Plus qu’un simple matériau, c’est plutôt tout un système qui a été conçu par des chercheurs du MIT et de l’université de Californie à Riverside. Il se compose d’un gel formant une matrice, qui contient un polymère (aminopropyl methacrylamide – APMA), une enzyme oxydoréductase du glucose (la glucose oxydase – Gox) et des chloroplastes extraits de feuilles d’épinards, stabilisés par des nanoparticules de céria (dioxyde de cérium).
Imiter la photosynthèse
Au contact du CO2 de l’air et de la lumière, les chloroplastes, qui ne sont pas vivants, catalysent la réaction produisant du glucose à partir du dioxyde de carbone. Ce glucose est transformé en gluconolactone (GL) par la glucose oxydase et ensuite polymérisé avec l’APMA, formant ainsi un polymère de polymethacrylamide qui s’étend et se renforce en continu. La vitesse moyenne de croissance a été mesurée à 60µm3/h par chloroplaste avec un éclairage de 18h et un taux de CO2 ambiant. L’épaississement présente un module de cisaillement de 3kPa. Le matériau, qui se présente sous une forme liquide, durcit et grandit avec le temps jusqu’à former un corps solide. Le matériau a démontré, lors des expériences menées par les chercheurs, une capacité d’auto-cicatrisation, comblant les fissures avec la nouvelle matière produite.
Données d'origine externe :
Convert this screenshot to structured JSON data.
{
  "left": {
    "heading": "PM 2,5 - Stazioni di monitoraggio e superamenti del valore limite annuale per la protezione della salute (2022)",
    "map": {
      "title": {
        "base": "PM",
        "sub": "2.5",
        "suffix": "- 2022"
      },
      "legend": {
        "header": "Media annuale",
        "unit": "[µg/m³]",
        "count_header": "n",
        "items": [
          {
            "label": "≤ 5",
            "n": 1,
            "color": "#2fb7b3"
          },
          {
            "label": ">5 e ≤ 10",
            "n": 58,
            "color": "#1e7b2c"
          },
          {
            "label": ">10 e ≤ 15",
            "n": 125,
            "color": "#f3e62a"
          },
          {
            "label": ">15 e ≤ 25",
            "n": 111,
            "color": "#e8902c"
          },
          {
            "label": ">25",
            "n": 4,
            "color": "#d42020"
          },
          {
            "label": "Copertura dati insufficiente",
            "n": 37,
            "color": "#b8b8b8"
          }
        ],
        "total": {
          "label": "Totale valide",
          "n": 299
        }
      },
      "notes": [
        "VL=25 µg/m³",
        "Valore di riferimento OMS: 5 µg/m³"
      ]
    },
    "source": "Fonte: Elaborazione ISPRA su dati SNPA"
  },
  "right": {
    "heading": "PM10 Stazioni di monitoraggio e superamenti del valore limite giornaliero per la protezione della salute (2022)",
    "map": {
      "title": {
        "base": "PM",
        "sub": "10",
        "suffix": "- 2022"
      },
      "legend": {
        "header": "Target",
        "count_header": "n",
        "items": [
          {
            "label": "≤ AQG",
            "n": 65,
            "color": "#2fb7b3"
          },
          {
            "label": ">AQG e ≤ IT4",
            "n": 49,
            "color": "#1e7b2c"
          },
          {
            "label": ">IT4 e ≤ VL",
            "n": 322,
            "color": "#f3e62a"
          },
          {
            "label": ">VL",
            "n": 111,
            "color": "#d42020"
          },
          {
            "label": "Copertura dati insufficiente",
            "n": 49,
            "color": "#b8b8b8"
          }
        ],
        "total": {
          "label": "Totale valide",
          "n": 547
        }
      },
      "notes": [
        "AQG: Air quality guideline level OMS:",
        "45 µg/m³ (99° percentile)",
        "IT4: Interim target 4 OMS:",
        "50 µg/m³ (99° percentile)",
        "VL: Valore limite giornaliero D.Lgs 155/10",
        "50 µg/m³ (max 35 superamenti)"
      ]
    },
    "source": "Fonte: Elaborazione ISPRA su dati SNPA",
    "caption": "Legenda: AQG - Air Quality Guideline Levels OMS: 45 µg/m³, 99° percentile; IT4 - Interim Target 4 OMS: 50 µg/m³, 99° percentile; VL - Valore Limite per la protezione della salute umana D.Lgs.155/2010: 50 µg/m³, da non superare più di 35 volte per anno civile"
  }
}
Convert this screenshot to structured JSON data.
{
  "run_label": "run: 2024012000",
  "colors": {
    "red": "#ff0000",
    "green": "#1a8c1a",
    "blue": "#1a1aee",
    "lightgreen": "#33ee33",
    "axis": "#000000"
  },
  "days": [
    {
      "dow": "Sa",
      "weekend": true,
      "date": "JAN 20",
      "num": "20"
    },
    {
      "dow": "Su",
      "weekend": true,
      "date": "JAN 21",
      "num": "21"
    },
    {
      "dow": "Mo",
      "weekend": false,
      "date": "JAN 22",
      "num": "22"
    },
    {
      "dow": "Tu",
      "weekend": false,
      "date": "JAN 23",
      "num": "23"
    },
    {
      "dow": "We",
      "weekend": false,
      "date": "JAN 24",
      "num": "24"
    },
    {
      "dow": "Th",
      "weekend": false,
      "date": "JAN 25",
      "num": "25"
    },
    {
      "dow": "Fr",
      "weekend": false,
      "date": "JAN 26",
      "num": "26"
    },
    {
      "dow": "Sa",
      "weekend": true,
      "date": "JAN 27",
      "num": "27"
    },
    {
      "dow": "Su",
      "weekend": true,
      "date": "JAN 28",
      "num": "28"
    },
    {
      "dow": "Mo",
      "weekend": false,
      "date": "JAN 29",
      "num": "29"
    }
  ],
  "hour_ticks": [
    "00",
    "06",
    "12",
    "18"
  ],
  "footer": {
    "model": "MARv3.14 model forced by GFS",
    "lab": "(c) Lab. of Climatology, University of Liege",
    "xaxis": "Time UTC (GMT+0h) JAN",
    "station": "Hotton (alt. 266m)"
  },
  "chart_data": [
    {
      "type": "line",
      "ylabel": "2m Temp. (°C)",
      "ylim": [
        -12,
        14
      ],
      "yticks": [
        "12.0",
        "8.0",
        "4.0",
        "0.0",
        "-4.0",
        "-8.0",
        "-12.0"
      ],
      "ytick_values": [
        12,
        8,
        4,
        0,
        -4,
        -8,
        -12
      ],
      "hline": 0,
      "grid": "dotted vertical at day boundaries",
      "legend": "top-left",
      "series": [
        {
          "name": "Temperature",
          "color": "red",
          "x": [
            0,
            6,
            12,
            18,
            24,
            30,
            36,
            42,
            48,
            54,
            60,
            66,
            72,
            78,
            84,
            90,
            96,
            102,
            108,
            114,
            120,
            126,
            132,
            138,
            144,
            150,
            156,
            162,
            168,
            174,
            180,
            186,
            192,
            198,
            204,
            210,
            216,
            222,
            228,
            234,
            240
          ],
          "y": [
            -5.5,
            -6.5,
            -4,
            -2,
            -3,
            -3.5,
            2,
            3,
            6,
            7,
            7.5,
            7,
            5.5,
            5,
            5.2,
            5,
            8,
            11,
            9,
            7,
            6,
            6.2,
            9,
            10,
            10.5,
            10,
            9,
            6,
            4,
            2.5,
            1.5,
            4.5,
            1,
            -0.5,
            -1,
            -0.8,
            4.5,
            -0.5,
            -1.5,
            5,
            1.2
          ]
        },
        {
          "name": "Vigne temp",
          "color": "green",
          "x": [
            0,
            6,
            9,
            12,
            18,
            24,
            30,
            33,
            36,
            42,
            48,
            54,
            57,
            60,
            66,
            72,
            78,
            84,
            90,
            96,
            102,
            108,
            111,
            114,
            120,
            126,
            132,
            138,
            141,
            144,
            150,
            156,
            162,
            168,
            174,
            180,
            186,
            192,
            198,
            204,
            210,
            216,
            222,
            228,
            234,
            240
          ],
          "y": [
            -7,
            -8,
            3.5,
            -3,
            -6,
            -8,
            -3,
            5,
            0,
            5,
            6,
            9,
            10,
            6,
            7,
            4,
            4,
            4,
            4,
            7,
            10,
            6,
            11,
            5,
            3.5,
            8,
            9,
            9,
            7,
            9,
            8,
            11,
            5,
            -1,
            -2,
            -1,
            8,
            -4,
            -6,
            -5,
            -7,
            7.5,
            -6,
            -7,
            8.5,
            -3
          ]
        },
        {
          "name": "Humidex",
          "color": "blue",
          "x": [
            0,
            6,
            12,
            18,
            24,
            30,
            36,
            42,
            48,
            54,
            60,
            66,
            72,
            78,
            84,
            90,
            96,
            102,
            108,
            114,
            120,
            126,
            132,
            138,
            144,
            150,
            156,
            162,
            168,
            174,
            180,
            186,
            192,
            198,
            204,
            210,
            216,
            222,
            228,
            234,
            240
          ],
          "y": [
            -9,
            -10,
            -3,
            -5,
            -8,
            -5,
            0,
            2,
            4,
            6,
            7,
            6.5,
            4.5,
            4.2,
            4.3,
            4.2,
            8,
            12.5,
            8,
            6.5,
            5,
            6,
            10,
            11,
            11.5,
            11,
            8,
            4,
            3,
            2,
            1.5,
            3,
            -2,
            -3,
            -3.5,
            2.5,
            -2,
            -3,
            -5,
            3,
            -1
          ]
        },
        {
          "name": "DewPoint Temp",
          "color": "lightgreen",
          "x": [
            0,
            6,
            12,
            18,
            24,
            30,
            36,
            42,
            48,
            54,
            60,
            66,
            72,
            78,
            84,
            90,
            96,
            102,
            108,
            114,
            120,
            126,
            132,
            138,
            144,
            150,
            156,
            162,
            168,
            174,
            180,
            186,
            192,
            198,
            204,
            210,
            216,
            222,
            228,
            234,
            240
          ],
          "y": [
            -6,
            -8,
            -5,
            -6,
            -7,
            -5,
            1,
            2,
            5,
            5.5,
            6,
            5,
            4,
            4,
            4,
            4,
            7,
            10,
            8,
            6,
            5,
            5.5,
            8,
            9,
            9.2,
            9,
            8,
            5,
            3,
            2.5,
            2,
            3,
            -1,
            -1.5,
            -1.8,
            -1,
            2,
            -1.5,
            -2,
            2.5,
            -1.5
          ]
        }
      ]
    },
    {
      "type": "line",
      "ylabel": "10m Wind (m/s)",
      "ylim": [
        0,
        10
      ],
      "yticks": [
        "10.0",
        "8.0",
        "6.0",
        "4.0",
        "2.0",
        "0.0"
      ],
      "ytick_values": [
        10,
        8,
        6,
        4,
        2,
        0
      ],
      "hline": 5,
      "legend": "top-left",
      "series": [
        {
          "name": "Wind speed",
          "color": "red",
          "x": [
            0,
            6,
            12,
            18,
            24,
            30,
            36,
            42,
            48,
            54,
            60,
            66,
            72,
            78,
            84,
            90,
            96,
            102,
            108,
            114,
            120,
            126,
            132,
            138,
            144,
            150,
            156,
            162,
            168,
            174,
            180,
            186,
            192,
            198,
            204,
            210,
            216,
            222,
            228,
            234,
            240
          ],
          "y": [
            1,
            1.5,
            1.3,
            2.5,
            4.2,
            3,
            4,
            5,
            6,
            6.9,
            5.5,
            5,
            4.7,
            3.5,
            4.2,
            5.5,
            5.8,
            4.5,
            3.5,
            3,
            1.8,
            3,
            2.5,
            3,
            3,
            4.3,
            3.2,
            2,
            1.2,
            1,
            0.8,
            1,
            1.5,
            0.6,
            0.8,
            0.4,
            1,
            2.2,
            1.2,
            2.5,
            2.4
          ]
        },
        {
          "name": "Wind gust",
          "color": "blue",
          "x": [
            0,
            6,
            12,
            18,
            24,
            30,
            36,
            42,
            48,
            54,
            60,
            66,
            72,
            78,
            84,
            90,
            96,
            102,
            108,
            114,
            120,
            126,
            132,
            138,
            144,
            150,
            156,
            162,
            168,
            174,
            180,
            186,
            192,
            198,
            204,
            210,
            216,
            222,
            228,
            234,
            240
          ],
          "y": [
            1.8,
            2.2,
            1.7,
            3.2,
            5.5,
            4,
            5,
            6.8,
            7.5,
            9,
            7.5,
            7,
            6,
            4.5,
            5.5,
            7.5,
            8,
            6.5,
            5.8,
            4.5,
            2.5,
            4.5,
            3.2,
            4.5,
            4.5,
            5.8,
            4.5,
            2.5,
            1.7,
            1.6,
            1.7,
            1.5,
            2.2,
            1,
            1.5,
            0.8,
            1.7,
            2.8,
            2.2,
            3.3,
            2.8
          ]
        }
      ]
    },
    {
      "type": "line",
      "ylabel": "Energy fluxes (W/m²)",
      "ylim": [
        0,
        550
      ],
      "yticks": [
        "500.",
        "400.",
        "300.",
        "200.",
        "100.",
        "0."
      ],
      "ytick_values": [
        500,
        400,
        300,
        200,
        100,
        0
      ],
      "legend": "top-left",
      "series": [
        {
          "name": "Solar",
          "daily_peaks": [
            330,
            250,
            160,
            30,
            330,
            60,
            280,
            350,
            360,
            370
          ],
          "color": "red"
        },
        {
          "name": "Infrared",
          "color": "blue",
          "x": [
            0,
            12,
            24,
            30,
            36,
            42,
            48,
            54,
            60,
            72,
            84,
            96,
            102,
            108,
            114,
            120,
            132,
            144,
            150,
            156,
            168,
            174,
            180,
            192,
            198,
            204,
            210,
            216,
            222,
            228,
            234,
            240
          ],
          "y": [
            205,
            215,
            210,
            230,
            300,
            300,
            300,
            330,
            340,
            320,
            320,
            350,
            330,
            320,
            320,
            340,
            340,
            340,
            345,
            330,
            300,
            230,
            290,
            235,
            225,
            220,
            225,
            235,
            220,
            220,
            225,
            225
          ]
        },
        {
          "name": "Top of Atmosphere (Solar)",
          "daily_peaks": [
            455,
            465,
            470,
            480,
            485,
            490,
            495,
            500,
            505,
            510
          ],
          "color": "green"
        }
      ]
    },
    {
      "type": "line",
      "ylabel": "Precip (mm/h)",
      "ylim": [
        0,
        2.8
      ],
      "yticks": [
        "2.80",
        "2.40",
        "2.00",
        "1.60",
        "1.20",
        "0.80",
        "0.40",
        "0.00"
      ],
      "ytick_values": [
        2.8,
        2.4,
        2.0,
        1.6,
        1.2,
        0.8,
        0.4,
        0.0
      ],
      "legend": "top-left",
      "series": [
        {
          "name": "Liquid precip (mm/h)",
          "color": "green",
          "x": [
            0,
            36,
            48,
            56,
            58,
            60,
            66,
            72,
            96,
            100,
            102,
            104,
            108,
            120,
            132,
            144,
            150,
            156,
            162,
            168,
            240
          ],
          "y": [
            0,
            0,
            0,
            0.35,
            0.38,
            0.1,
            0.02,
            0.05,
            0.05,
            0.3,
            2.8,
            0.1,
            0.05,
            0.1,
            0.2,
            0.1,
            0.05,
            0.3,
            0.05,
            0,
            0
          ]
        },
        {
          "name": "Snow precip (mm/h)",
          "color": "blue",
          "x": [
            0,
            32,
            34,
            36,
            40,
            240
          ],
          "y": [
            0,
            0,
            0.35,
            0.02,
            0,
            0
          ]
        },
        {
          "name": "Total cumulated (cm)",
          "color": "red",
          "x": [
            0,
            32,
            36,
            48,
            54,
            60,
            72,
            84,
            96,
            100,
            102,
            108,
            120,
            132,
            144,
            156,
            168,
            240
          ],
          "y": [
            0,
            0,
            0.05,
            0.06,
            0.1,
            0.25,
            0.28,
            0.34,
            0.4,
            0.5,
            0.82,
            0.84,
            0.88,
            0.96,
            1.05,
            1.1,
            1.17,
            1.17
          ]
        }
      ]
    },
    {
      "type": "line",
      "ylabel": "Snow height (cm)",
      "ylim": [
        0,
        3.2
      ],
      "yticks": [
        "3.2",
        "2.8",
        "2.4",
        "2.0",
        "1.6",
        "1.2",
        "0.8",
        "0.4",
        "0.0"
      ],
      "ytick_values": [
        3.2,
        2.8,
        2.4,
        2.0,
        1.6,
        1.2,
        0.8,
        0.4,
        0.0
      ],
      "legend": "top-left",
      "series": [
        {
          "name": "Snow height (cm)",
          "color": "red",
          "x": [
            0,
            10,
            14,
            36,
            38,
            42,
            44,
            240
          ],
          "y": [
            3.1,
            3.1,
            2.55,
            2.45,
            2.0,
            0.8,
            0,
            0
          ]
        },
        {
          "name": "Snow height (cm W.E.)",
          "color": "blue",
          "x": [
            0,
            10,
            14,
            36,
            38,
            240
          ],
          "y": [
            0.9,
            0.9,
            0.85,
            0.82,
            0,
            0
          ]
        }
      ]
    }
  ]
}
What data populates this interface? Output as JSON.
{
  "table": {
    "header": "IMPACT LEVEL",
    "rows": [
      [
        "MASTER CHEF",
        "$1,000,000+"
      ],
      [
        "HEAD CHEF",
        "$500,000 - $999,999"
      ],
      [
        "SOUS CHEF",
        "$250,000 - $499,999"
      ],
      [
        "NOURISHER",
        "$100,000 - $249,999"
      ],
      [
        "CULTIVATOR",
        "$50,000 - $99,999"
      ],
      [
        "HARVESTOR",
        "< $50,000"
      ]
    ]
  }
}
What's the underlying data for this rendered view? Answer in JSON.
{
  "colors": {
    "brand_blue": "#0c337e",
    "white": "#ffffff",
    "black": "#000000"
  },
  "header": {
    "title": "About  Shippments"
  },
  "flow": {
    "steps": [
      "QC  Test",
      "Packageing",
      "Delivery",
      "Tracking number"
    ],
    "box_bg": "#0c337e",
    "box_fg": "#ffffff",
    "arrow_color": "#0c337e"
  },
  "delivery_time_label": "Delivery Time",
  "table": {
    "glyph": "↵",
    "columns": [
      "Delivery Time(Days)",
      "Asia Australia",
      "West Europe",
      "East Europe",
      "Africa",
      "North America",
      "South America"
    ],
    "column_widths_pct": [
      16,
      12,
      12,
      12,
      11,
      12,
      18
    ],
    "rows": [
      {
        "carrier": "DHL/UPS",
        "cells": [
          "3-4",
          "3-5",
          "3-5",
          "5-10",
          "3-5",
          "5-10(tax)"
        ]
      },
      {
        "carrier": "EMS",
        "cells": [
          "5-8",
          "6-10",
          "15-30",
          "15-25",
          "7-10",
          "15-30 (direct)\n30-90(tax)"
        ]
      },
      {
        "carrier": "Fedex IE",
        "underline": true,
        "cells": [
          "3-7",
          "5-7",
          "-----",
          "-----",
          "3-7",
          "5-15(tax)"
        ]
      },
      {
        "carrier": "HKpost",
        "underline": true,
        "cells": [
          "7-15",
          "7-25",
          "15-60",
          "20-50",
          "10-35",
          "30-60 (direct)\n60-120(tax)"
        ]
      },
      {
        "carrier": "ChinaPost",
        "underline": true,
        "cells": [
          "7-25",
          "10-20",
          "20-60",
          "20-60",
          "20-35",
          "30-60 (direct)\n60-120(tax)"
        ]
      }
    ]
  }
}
Ces travaux, publiés dans la revue Advanced Materials, sont une preuve de concept et pourraient constituer la première étape d’une nouvelle classe de matériaux capables de fixer le CO2 pour se régénérer.
Auto-réparation autonome
L’utilisation des chloroplastes n’est pas un aboutissement en soi. En fait, les chloroplastes isolés sont plutôt instables et arrêtent de fonctionner rapidement après quelques heures quand ils sont hors d’une plante. Dans leurs travaux, le professeur Michael Strano et ses collèges ont trouvé des méthodes pour accroître significativement la durée de vie fonctionnelle de ces chloroplastes, notamment en les stabilisant avec des nanoparticules de dioxyde de cérium. Dans les prochaines recherches, ils devraient remplacer ces chloroplastes par des catalyseurs non biologiques. Un des avantages potentiels de ce genre de matériau est que la capacité d’auto-réparation se fait d’elle-même, en conditions ambiantes, contrairement à la plupart des autres solutions développées aujourd’hui qui nécessitent un activateur externe (chaleur, UV, pression, agent chimique…).